The cult of Feminism has radically reduced the cultural influence and power of Unbelieving women. It has also feminised Unbelieving men, leading to their cultural emasculation as well. Modern theories of education—which have drawn upon a radically unbiblical world view—result in the institutionalised transmission of ignorance, leading to growing illiteracy and innumeracy. Cultural ennervation is the outcome. Terribly fashionable “rights-based” ideologies such as multi-culturalism lead to a dissolution of common beliefs, a loss of social coherence, and fragmentation—which, in turn, causes a culture to whither or even die out.

These cultural patterns of reaping the consequences of sinful living are not universally true―there are always exceptions. They are not universally true, because the Lord has decreed that His hand will be held back in final judgment, so that His purposes in human history can be realised and the glory of His Son can be manifested throughout all nations. Nevertheless they are true often enough to restrain and debilitate the influence of evil. The book of Proverbs provides repeated examples of how Common Grace eviscerates wickedness by causing it to reap its own fruit.

In the meantime, the wicked are so restrained in the expression of their sinfulness that they are made to serve God in being fruitful and multiplying and filling the earth. They hunger, and so work and struggle to get food. They suffer loneliness and thus long for a life-mate and are restless until they find one. They shiver in the cold, and so labour to get wealth to protect themselves.

Basic instinctual drives are maintained by the Lord such that the Unbeliever still cares for his children, still loves his extended family, still respects his lords and governors to a degree, still has an affection for mankind in general. Not always. Not universally―but enough to ensure that the world does not destroy itself, and mankind continues to work at subduing the creation. These things are vestiges, remnants of a long-ago first parent; they are echoes of the Garden of Eden. They are not consistent with the true spiritual state of all men―which is to be enslaved to evil all the day. But the Lord keeps them within mankind, in his instincts, hungers, drives, and longings in such a way that sin is restrained and prevented from taking over everything.
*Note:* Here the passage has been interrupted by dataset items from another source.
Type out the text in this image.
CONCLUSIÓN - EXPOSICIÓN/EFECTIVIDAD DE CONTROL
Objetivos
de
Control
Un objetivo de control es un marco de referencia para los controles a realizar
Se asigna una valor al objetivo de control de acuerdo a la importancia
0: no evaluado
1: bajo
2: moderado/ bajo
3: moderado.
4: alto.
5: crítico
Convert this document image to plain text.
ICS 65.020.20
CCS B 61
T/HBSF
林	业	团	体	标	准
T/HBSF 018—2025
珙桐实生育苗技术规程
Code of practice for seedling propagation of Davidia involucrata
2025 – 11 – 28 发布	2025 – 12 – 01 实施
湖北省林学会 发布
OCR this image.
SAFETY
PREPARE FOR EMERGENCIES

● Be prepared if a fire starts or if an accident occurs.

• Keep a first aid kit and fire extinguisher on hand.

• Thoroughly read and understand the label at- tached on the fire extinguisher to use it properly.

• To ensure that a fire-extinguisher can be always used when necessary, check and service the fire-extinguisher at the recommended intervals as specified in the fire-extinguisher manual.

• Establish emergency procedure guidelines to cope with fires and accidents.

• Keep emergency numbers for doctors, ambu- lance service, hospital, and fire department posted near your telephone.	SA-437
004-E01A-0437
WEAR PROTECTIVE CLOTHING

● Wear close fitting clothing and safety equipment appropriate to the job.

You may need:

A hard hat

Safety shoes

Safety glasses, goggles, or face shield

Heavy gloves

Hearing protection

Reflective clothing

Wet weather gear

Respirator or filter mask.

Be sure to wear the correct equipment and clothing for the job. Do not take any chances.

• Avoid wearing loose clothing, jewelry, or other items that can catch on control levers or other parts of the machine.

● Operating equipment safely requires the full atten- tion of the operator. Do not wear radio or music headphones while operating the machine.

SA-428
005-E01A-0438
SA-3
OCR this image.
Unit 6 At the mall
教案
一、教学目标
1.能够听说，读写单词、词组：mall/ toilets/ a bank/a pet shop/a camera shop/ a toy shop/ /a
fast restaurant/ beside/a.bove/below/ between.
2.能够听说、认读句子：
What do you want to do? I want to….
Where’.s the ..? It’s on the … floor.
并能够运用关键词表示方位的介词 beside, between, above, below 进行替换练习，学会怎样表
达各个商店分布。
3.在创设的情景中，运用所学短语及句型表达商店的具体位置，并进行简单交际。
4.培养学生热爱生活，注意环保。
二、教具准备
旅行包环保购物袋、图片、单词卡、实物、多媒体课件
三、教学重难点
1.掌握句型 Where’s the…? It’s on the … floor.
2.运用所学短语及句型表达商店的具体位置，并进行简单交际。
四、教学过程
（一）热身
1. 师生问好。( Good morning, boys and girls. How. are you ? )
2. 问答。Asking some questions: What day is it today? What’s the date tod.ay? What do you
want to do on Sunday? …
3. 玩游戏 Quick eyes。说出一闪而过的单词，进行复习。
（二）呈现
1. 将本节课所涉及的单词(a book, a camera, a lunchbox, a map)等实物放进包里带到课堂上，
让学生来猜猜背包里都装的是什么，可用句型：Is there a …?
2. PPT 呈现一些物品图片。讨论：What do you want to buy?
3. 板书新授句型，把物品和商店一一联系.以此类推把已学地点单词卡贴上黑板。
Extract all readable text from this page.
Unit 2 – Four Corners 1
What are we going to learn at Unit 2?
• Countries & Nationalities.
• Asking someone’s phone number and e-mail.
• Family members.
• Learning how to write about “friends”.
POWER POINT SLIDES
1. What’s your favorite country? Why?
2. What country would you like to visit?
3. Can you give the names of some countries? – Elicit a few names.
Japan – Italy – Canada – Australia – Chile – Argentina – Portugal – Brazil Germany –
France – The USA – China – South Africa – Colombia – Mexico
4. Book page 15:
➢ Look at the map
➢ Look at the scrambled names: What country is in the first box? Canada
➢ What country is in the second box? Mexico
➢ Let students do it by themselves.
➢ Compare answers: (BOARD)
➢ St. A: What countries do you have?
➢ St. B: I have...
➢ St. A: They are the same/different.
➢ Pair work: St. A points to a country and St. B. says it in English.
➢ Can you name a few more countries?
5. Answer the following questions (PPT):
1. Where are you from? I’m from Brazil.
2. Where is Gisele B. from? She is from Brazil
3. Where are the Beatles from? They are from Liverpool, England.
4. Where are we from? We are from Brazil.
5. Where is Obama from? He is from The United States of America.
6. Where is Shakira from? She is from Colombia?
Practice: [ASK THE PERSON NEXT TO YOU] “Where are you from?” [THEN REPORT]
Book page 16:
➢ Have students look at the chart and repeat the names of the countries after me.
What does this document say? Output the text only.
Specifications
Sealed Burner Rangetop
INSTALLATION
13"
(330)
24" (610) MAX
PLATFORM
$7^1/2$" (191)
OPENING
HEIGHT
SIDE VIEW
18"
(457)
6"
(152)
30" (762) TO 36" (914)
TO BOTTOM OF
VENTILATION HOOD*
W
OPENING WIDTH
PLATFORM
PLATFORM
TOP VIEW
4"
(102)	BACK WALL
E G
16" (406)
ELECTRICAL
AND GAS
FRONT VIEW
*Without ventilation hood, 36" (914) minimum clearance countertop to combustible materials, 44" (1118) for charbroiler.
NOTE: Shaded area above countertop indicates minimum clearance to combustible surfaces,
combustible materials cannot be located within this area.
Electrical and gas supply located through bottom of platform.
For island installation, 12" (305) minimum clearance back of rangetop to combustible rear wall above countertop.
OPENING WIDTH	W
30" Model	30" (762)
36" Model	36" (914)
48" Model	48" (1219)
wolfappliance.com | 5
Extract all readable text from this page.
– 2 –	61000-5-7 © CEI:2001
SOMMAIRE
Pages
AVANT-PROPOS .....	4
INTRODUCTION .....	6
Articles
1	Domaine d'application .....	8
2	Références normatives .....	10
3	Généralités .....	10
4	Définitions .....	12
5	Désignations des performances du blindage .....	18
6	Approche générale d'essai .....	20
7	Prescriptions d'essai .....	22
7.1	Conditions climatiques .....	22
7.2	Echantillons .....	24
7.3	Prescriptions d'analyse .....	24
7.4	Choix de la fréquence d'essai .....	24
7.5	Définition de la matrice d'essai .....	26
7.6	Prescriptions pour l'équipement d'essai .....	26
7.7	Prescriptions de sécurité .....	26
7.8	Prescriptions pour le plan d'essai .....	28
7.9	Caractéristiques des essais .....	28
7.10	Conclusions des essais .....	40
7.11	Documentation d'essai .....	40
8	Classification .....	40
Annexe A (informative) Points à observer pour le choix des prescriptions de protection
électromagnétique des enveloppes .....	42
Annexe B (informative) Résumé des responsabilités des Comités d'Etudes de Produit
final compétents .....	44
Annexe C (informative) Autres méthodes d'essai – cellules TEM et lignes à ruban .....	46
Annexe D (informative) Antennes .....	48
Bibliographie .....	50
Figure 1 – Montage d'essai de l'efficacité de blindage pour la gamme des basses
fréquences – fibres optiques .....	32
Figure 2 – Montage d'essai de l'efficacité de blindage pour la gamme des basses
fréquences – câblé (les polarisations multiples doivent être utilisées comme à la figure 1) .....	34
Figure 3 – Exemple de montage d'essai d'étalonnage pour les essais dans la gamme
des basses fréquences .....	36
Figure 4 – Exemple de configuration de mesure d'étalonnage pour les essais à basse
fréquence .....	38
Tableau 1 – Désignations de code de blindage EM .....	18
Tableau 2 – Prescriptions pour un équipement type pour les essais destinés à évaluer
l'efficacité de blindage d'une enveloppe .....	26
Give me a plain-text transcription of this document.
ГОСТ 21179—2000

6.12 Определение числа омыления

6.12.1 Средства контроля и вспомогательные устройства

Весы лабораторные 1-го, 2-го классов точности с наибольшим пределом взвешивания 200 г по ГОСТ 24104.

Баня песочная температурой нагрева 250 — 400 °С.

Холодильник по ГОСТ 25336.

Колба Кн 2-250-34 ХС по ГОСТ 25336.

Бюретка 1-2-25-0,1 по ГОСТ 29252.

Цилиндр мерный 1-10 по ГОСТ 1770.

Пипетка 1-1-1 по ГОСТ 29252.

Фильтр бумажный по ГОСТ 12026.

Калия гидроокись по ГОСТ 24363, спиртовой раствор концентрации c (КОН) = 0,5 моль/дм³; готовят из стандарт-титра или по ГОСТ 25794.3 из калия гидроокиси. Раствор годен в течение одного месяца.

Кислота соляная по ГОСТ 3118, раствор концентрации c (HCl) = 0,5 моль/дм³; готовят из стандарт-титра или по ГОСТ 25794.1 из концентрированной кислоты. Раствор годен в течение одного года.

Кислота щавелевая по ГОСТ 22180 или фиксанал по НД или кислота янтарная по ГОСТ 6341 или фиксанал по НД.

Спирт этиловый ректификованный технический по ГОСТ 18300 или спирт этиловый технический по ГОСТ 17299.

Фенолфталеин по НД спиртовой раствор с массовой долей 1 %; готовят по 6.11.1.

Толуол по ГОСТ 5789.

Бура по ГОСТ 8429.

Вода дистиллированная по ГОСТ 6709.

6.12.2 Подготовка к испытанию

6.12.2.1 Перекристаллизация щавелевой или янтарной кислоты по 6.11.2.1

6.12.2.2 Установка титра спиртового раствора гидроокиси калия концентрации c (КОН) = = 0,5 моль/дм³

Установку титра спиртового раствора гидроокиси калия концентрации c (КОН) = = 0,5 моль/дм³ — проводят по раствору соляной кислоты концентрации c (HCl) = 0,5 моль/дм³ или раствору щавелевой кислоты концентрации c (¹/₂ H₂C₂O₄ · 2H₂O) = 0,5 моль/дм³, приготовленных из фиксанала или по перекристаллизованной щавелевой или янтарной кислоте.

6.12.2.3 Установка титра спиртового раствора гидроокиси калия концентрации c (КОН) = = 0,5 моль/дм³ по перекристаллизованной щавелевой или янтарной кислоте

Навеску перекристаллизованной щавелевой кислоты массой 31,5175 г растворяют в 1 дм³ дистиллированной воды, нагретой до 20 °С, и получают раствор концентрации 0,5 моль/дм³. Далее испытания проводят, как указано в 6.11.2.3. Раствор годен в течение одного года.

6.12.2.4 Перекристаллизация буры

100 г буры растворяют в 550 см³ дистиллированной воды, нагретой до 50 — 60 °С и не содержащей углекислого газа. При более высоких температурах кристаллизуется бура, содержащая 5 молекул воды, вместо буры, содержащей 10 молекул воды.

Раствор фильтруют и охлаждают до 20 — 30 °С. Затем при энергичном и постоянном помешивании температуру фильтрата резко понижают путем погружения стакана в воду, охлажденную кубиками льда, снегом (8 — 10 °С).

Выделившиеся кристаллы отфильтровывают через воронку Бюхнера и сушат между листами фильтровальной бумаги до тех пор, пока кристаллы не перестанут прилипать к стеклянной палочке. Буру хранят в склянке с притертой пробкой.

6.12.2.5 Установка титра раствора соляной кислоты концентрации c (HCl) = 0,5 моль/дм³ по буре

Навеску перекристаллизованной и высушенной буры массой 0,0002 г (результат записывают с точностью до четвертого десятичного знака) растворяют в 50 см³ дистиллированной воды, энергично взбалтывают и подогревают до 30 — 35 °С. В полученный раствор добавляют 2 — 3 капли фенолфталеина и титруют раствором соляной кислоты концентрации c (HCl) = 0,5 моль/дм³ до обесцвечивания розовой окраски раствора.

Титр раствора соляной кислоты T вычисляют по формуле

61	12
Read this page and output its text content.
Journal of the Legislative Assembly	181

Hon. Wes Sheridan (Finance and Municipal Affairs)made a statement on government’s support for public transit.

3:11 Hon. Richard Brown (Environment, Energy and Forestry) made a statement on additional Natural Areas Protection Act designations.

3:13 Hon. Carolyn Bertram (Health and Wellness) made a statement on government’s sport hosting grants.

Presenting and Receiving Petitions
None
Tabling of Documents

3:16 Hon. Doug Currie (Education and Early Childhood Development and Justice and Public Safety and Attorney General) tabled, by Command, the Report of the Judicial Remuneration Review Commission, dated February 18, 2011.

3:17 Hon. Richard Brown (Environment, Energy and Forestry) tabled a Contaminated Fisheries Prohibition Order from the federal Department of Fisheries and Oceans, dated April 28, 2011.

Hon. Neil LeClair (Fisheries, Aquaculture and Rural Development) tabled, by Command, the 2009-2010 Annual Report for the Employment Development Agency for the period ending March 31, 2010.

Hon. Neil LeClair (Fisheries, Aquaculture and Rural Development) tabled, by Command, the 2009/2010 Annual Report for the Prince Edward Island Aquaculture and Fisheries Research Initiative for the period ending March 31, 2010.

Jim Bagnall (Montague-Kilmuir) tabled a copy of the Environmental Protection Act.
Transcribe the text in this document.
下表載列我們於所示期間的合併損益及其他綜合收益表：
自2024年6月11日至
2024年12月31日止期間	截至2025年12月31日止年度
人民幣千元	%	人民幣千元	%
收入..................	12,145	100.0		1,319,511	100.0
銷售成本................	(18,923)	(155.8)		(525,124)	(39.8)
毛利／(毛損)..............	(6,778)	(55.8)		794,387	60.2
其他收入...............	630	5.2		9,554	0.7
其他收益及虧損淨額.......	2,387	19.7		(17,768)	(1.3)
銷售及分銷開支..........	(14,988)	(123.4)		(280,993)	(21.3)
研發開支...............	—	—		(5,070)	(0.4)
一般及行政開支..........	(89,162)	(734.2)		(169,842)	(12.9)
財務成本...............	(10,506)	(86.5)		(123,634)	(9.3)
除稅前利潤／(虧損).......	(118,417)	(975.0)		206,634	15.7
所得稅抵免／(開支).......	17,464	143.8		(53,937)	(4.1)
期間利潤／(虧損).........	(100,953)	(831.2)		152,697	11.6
Common grace makes universal history possible. It allows the world to continue, without end. It sustains the phenomenon of cause and effect. It helps gives all human history a universal meaning.

Without this wonderful work of God, sin would surely triumph. Hell would come upon earth. Or if it does, for a time, it integrates into the void, destroys itself, and life begins again. The Soviet Union under Stalin, Pol Pot, the unrestrained warlordism of Iraq or Darfur—these provide glimpses of what the world would become if the Lord were to remove His restraining hand.

The institution of Common Grace teaches us that man is not as wicked as he would be, if the Lord did not stretch forth His hand to restrain evil in his heart. The second implication is that Athenian culture is a paper tiger. Jerusalem is far more powerful and will eventually triumph over Athens. That City is always feeding upon itself, gnawing on its own bones, practising self-immolation, and engaged in acts of auto-cannibalism. Jerusalem, however, is fed by living waters and its fruit does not fail.

This certainty of triumph does not lead Jerusalem to engage in crass jingoism, however. For Jerusalem knows to the very core of her being that she exists solely by the grace and mercy of the Lord. When Jerusalem looks at Athens, engaged in its self-destructive immolation, she involuntarily cries out: “There, but for the grace of God, go I. Once I was blind, but now I have been made to see. Once I walked in those wretched streets, but now God has made me to dwell in a fair and pleasant land.” And her heart breaks with compassion for the lost in that wretched city.